Prepare Wise Food Review and Hidden Inflation

The good folks at Prepare Wise were nice enough to send me some of their new Legacy Premium freeze dried food to sample. We had the alfredo pasta for lunch yesterday. It was pretty darn good. Better than other freeze dried products we have tried and it even beats the instant box o pasta type dishes. Considering it has a 25 year shelf life that is pretty impressive. I even had some of the leftovers for lunch today. Their sampler package is a good way to try the food before making a bigger purchase. If it is important to you their stuff is GMO free. While GMO is not a primary concern of ours it is something we avoid when readily possible. Also they have gluten free options for those with that dietary constraint in the family. We will definitely be adding some of this excellent food to our food storage plan as finances allow.

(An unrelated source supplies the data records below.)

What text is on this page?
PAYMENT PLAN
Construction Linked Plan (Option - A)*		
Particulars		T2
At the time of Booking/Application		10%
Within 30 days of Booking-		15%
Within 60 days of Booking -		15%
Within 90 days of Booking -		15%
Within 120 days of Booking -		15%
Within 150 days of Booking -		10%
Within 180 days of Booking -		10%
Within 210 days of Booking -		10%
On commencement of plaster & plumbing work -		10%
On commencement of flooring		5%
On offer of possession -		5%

Yesterday we were doing some shopping and Wifey grabbed a couple bottles of soda.  Like the bigger ones to keep in the fridge and fill up a glass to drink. When I was putting them into the cart after the cashier rang us up they seemed a bit small. At home I looked again. While they were close to the overall size of a 2 liter however they were actually only 1.25 liters. The price was about what we are used to paying for a 2 liter bottle.

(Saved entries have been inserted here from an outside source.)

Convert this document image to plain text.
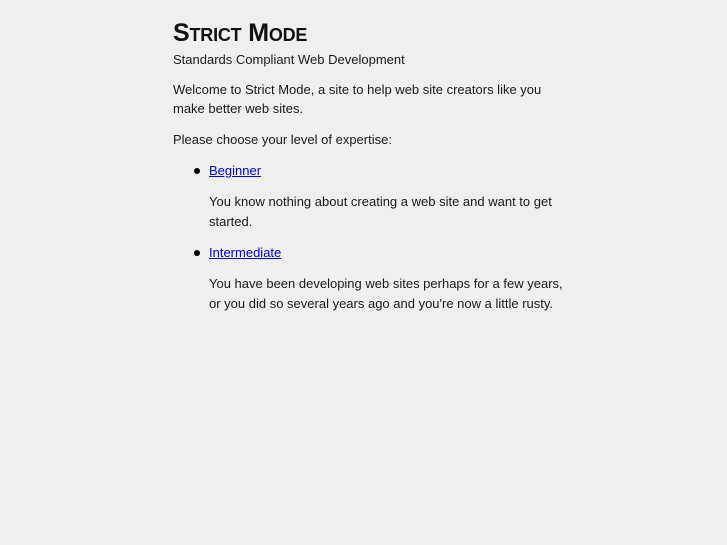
Strict Mode

Standards Compliant Web Development

Welcome to Strict Mode, a site to help web site creators like you make better web sites.

Please choose your level of expertise:

Beginner

You know nothing about creating a web site and want to get started.

Intermediate

You have been developing web sites perhaps for a few years, or you did so several years ago and you're now a little rusty.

Inflation is definitely upon us. This concept that we measure inflation while excluding food, fuel and some other stuff is totally rigged to hide the real situation. If I didn't already have a desire to put a few bucks into useful things like long term storage food, non hybrid seeds, camping gear, silver, 9mm ammo, .38 special and 12 gauge buckshot this was a good reminder to do so.

3 comments:

Commander_Zero said...

Well, youre right that food and fuel are discounted from the figures that are used to calculate inflation. However, I'm not 100% sure thats not a good idea.

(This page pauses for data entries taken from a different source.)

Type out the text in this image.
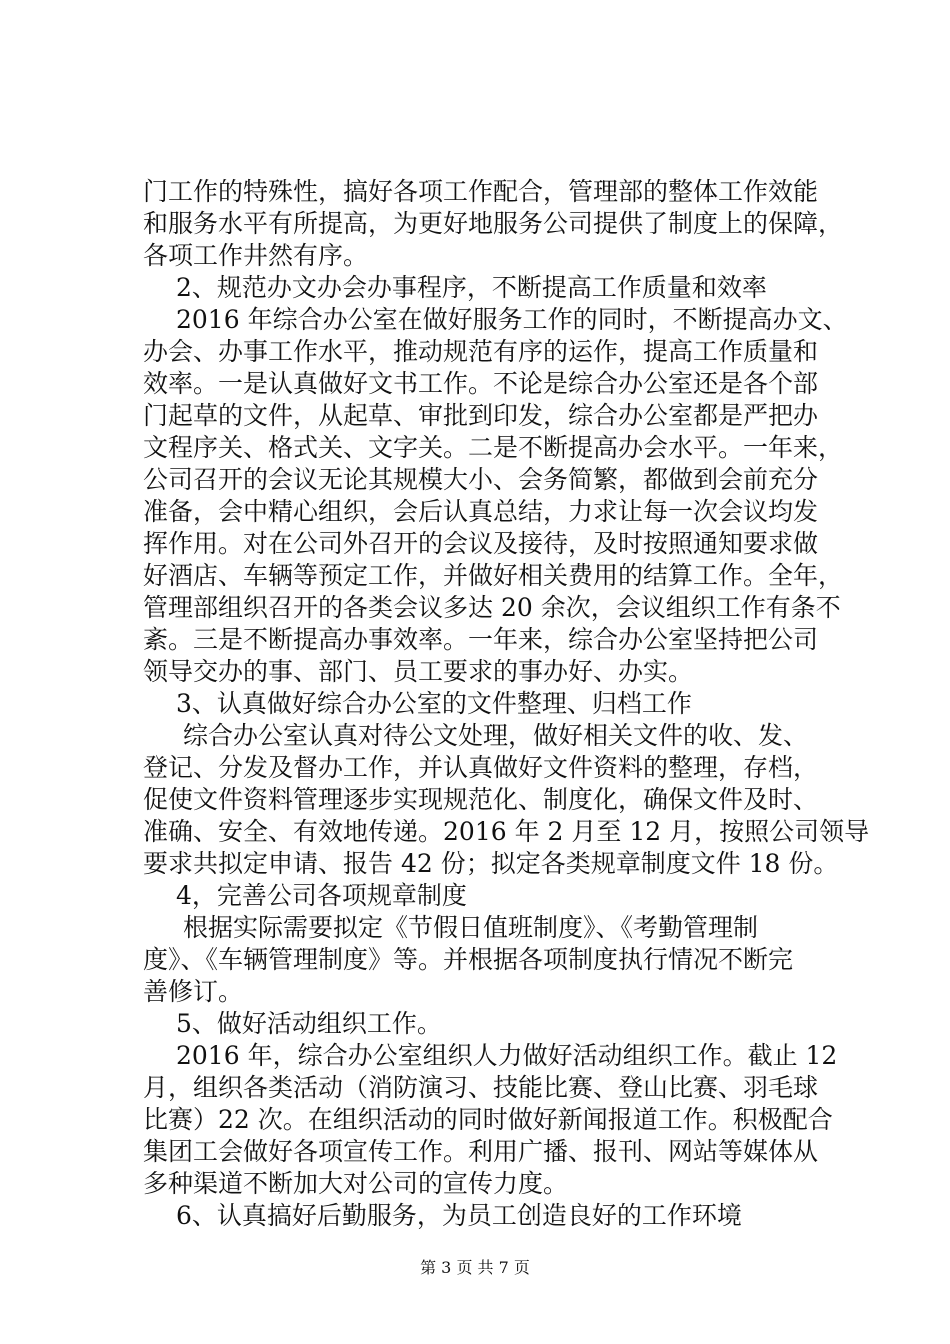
门工作的特殊性，搞好各项工作配合，管理部的整体工作效能
和服务水平有所提高，为更好地服务公司提供了制度上的保障，
各项工作井然有序。
2、规范办文办会办事程序，不断提高工作质量和效率
2016 年综合办公室在做好服务工作的同时，不断提高办文、
办会、办事工作水平，推动规范有序的运作，提高工作质量和
效率。一是认真做好文书工作。不论是综合办公室还是各个部
门起草的文件，从起草、审批到印发，综合办公室都是严把办
文程序关、格式关、文字关。二是不断提高办会水平。一年来，
公司召开的会议无论其规模大小、会务简繁，都做到会前充分
准备，会中精心组织，会后认真总结，力求让每一次会议均发
挥作用。对在公司外召开的会议及接待，及时按照通知要求做
好酒店、车辆等预定工作，并做好相关费用的结算工作。全年，
管理部组织召开的各类会议多达 20 余次，会议组织工作有条不
紊。三是不断提高办事效率。一年来，综合办公室坚持把公司
领导交办的事、部门、员工要求的事办好、办实。
3、认真做好综合办公室的文件整理、归档工作
综合办公室认真对待公文处理，做好相关文件的收、发、
登记、分发及督办工作，并认真做好文件资料的整理，存档，
促使文件资料管理逐步实现规范化、制度化，确保文件及时、
准确、安全、有效地传递。2016 年 2 月至 12 月，按照公司领导
要求共拟定申请、报告 42 份；拟定各类规章制度文件 18 份。
4，完善公司各项规章制度
根据实际需要拟定《节假日值班制度》、《考勤管理制
度》、《车辆管理制度》等。并根据各项制度执行情况不断完
善修订。
5、做好活动组织工作。
2016 年，综合办公室组织人力做好活动组织工作。截止 12
月，组织各类活动（消防演习、技能比赛、登山比赛、羽毛球
比赛）22 次。在组织活动的同时做好新闻报道工作。积极配合
集团工会做好各项宣传工作。利用广播、报刊、网站等媒体从
多种渠道不断加大对公司的宣传力度。
6、认真搞好后勤服务，为员工创造良好的工作环境
第 3 页 共 7 页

Originally, I thought it didnt make sense to discount those numbers but after thinking about it, it does make a bit of sense.

Food and fuel are both *heavily* influenced by factors that don't really have an economic basis. For example, after Hurricane Katrina when many Gulf fuel facilities were shot down the price of fuel rose. If we used fuel prices as an indicator of inflation, we would say that inflation must have gone up because now our fuel was more expensive. But, in reality, the fuel prices rose for reasons that had nothing to do with economics...so really it was sort of a 'false positive'. Same thing for food...a crop failure doesn't have an economic underpinning..it's about weather, not economics. If you had, say, a crop failure and a hurricane at the same time you would think, according to the numbers, that inflation had hit an all time high because the prices of food and fuel went up..but in reality, both of those price increases had nothing to do with inflation.

Just something to think about.

Ryan said...

Commander Zero, Interesting point. I will have to think about that.

Anonymous said...

If it was a 'one -off' type thing, could we not just average each month with the previous twelve (or any other consistent measurement) months?
If the price is inflated, regardless of the cause, that is inflation. But an average would make it more comprehendable, at least to me.
Serious disclaimer: not an economist, don't even know one.